Meu problema com Inception

Não gosto de obras em que a estrutura do enredo é obscura. O problema não é o sentido da obra ser ambíguo, veja bem. René Girard tem duas interpretações da Édipo rei, de Sófocles: uma segue a interpretação tradicional e explora a descoberta da própria culpa pelo sujeito que se julga onipotente; outra diz que Édipo foi convencido da culpa pelas pessoas à sua volta, tornado bode expiatório (essa interpretação se baseia na continuação da peça, Édipo em Colono, e no fato de que o texto mesmo de Édipo rei fala em “assassinos”, no plural, do rei Laio). Nenhuma das duas interpretações sugere que o enredo da peça seja modificado, que Édipo estava sonhando quando ouviu as notícias dadas por Creonte, quando discutiu com Tirésias etc.

Édipo rei é citada por Aristóteles como modelo por, entre outras razões, apresentar peripécias e reconhecimentos de modo inseparável. Peripécia é algo que o personagem faça; reconhecimento é algo que o personagem descubra. Quanto mais Édipo procura, mais acha. E a história vai mudando. Primeiro, é a procura da solução para a peste em Tebas. Depois, é a procura do assassino de Laio. Por fim, é a tentativa de confirmar se o assassino é o próprio protagonista. Mas, como leitor ou espectador, sei que passamos de um estágio a outro e a outro. As informações se acumulam e aumentam a pressão dramática.
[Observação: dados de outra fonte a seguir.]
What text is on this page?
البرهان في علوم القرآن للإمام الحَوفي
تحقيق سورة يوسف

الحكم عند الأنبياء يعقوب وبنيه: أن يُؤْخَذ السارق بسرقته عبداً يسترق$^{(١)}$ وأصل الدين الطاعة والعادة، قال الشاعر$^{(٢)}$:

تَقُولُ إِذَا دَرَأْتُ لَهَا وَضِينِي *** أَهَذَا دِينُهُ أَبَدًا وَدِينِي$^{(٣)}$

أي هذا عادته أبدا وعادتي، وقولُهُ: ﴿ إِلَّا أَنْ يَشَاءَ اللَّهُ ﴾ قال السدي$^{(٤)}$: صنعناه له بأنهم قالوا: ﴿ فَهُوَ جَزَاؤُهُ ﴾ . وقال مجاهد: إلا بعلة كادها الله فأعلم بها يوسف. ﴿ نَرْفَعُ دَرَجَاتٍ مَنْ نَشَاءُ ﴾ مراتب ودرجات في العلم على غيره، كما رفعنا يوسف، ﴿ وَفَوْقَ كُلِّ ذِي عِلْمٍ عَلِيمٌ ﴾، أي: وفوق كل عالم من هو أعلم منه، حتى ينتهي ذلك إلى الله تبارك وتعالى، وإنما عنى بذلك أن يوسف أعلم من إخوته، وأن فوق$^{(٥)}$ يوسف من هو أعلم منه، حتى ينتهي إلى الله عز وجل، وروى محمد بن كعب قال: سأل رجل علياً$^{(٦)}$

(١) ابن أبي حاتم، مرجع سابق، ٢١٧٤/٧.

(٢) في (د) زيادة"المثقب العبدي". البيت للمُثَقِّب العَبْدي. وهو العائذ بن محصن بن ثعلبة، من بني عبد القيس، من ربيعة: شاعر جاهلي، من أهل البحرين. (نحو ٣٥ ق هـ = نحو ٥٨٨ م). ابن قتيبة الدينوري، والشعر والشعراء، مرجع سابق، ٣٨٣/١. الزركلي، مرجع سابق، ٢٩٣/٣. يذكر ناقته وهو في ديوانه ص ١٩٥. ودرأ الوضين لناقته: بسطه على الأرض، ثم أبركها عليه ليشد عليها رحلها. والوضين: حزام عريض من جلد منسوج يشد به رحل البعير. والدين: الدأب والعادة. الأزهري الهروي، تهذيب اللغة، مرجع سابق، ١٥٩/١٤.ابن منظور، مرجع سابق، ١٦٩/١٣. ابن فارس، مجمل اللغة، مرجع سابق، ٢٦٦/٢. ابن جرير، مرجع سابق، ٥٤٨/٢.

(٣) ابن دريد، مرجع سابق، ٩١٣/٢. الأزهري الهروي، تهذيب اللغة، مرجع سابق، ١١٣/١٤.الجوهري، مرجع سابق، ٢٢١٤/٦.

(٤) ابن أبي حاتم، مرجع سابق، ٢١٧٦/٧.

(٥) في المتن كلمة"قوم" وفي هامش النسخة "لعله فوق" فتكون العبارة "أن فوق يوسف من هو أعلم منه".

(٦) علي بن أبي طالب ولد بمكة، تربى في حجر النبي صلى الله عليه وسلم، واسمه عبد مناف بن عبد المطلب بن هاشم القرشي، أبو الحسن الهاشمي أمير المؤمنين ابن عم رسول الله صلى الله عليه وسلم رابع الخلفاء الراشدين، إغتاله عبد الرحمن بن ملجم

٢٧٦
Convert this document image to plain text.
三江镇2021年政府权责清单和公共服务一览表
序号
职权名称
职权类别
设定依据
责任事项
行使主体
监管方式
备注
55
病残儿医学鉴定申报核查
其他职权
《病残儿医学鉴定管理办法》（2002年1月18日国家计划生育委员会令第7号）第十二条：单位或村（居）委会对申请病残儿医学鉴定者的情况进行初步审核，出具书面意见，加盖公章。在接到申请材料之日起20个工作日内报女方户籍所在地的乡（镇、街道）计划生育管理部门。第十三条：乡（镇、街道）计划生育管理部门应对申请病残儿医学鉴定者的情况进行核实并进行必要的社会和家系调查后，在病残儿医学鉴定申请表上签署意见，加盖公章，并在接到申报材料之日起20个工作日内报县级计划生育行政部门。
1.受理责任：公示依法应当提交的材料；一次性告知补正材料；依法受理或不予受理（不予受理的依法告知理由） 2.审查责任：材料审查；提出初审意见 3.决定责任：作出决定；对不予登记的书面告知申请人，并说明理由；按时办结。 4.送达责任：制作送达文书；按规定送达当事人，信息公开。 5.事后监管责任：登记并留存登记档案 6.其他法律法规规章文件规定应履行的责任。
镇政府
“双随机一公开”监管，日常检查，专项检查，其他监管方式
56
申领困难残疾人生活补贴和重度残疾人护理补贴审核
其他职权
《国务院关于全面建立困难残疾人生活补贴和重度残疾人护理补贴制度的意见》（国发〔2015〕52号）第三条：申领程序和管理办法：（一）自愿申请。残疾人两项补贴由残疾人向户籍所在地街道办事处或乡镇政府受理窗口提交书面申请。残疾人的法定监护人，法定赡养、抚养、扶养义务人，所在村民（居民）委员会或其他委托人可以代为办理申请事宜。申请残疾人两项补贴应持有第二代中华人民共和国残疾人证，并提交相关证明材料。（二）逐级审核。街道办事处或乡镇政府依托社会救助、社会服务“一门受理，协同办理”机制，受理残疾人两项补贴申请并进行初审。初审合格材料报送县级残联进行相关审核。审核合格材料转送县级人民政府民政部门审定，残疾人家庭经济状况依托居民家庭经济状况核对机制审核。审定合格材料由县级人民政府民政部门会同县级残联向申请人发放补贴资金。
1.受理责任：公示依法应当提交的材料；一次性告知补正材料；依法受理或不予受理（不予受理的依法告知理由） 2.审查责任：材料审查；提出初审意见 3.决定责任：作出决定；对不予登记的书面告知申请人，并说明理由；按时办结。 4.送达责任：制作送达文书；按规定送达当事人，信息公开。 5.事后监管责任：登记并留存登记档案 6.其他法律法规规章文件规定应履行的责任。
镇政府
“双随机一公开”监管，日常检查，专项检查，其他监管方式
Quando Inception termina, não sei a qual história assisti. Não sei quando o protagonista começou a sonhar ou quando não acordou. Não gosto da idéia de ter de assistir a um filme mais de uma vez só para ter certeza de qual foi o enredo. Discutir o sentido de uma obra dramática é excelente; mas ignorar a mera seqüência dos acontecimentos é pertubador num péssimo sentido. Não vejo problema em discutir se a Nora Helmer de Casa de boneca é ou não a primeira feminista, mas ninguém disputa que ela realmente foi ameaçada pelo funcionário do banco em que o marido trabalha.

É por essa mesma razão que não gosto de David Lynch. Todos esses filmes que trazem linhas muito borradas entre o sonho e o estado de vigília acabam soterrados pela vã tentativa do espectador de distinguir um do outro. Você poderia dizer que estou priorizando arbitrariamente o plano da vigília, como se ele fosse a “realidade”, mas estou afirmando, isso sim, que sem algum elemento convencional a inteligibilidade da obra de arte fica prejudicada. Para que uma obra signifique X e não-X, claro que sob aspectos distintos, ela tem de significar essas duas coisas claramente; é o espectador que muda de ponto de vista, não é a obra mesma que muda de natureza.